Cott produces private label beverages including: soft drinks, waters, juices and sports drinks. The company distributes to 60 percent commerical customers and 40 percent residential.
Eden Springs, based in Préverenges, Switzerland, distributes coffee machines and water coolers to more than 800,000 homes and offices in Europe. CEO Raanan Zilberman will continue to lead Eden Springs. The transaction will help the company grow organically and through acquisitions.
“The acquisition is a great step in Cott’s strategy to pursue opportunities in the home and office water delivery, office coffee and tea services and filtration categories where we believe our platform, operating strength and synergies can be leveraged,” says Cott CEO Jerry Fowden.
Eden Springs follows up Cott’s 2014 purchase of DS Services of America.
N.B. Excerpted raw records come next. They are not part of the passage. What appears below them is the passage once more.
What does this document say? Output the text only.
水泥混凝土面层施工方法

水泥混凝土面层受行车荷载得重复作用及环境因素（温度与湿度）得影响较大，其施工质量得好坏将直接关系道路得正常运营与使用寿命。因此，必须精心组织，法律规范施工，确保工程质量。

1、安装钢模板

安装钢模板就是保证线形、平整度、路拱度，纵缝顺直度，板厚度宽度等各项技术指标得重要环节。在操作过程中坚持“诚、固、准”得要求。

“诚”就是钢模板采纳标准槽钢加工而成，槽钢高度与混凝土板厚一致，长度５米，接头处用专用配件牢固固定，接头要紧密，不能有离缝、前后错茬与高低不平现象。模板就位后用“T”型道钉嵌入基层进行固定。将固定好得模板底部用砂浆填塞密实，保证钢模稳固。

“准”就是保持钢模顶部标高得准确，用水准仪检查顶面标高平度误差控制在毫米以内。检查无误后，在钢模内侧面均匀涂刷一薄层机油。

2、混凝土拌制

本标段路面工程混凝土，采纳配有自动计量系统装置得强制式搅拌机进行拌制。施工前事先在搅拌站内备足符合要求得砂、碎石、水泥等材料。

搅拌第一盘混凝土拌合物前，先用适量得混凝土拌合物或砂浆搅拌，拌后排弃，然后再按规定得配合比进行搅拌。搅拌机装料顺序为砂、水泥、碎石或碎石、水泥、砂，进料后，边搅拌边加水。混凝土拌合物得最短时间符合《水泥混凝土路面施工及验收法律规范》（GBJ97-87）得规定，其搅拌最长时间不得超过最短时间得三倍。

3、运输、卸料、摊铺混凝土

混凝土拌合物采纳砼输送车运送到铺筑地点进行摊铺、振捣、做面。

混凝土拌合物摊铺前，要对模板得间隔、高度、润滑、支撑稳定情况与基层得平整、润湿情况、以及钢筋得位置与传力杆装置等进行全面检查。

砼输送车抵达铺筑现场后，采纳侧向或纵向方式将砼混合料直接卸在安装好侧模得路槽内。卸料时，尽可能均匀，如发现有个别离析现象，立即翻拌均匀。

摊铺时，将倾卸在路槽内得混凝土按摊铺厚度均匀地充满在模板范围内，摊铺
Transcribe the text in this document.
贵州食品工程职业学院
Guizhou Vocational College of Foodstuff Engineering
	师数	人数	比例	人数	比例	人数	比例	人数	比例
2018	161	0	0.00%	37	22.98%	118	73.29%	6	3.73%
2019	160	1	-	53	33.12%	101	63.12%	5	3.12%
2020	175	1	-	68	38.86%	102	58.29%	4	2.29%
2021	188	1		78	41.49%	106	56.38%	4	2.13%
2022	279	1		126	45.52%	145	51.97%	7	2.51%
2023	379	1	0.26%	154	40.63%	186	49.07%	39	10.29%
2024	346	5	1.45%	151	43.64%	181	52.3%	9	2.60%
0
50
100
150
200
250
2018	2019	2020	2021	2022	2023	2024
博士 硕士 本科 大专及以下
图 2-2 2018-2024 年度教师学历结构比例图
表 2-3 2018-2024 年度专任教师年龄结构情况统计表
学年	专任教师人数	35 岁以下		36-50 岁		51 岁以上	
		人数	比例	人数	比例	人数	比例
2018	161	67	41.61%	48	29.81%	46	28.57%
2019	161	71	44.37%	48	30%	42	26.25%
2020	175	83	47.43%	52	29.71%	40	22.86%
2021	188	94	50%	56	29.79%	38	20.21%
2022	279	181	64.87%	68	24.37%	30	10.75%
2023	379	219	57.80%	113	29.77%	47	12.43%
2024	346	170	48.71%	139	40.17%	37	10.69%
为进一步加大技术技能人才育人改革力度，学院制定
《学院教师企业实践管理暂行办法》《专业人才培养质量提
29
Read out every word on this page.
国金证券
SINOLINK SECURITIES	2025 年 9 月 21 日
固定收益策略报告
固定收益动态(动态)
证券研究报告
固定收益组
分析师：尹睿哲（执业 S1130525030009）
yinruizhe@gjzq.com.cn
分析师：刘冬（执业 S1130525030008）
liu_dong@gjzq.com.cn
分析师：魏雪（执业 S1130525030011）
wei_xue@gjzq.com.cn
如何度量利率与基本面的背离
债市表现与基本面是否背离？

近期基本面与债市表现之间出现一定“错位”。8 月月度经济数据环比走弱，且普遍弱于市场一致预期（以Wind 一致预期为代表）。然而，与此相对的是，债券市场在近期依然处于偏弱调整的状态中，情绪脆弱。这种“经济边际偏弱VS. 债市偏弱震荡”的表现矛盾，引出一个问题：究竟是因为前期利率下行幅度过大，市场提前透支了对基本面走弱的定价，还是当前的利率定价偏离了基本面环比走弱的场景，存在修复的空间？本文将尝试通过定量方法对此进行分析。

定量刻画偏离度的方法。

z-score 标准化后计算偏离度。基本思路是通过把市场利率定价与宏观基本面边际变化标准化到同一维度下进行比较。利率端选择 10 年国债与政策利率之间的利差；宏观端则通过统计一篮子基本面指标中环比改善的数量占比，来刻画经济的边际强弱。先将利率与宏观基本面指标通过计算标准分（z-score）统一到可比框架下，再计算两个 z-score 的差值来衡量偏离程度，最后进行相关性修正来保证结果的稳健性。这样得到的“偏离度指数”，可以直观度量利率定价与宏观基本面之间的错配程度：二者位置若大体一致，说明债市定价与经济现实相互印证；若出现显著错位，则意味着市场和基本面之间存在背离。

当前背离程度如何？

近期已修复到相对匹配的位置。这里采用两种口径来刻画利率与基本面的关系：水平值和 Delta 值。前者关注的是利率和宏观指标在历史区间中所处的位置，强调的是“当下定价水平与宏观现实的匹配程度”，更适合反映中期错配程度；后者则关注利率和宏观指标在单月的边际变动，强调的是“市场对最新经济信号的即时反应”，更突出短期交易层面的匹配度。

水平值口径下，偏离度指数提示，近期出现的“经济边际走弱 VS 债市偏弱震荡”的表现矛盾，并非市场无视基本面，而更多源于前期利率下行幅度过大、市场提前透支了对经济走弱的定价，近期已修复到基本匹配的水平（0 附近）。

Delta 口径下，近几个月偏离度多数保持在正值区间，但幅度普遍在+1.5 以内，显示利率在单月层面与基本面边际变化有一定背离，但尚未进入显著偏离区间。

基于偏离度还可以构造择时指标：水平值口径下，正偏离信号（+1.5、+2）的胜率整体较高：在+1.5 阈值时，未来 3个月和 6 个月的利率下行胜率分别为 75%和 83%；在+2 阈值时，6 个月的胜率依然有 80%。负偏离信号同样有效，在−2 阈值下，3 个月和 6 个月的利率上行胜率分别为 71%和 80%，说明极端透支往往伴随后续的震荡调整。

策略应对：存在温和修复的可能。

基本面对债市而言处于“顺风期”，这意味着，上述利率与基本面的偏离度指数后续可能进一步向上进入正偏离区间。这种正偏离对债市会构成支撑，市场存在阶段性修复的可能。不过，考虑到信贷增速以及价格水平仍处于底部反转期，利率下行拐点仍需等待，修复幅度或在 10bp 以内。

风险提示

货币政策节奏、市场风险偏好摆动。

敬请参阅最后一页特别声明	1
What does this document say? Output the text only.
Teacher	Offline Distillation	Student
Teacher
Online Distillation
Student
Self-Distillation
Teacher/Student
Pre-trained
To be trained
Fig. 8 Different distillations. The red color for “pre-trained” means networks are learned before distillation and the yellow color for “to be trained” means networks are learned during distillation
That deal expanded Cott’s services beyond soft drinks and into bottled water and coffee.
Cott, which is located in Toronto and Tampa, Florida, is not the only consumer strategic buyer that is diversifying. The Clorox Co. (NYSE: CLX) acquired probiotics maker Renew Life Holdings Corp. from Swander Pace Capital for about $290 million. Clorox identifies itself as a health and wellness company and is looking to further expand into the sector through acquisitions.
Evercore Partners Inc. (NYSE: EVER) is advising to Cott along with Deutsche Bank Securities Inc., JPMorgan Chase & Co. (NYSE: JPM) and Wells Fargo & Co. (NYSE: WFC), which are also providing financing.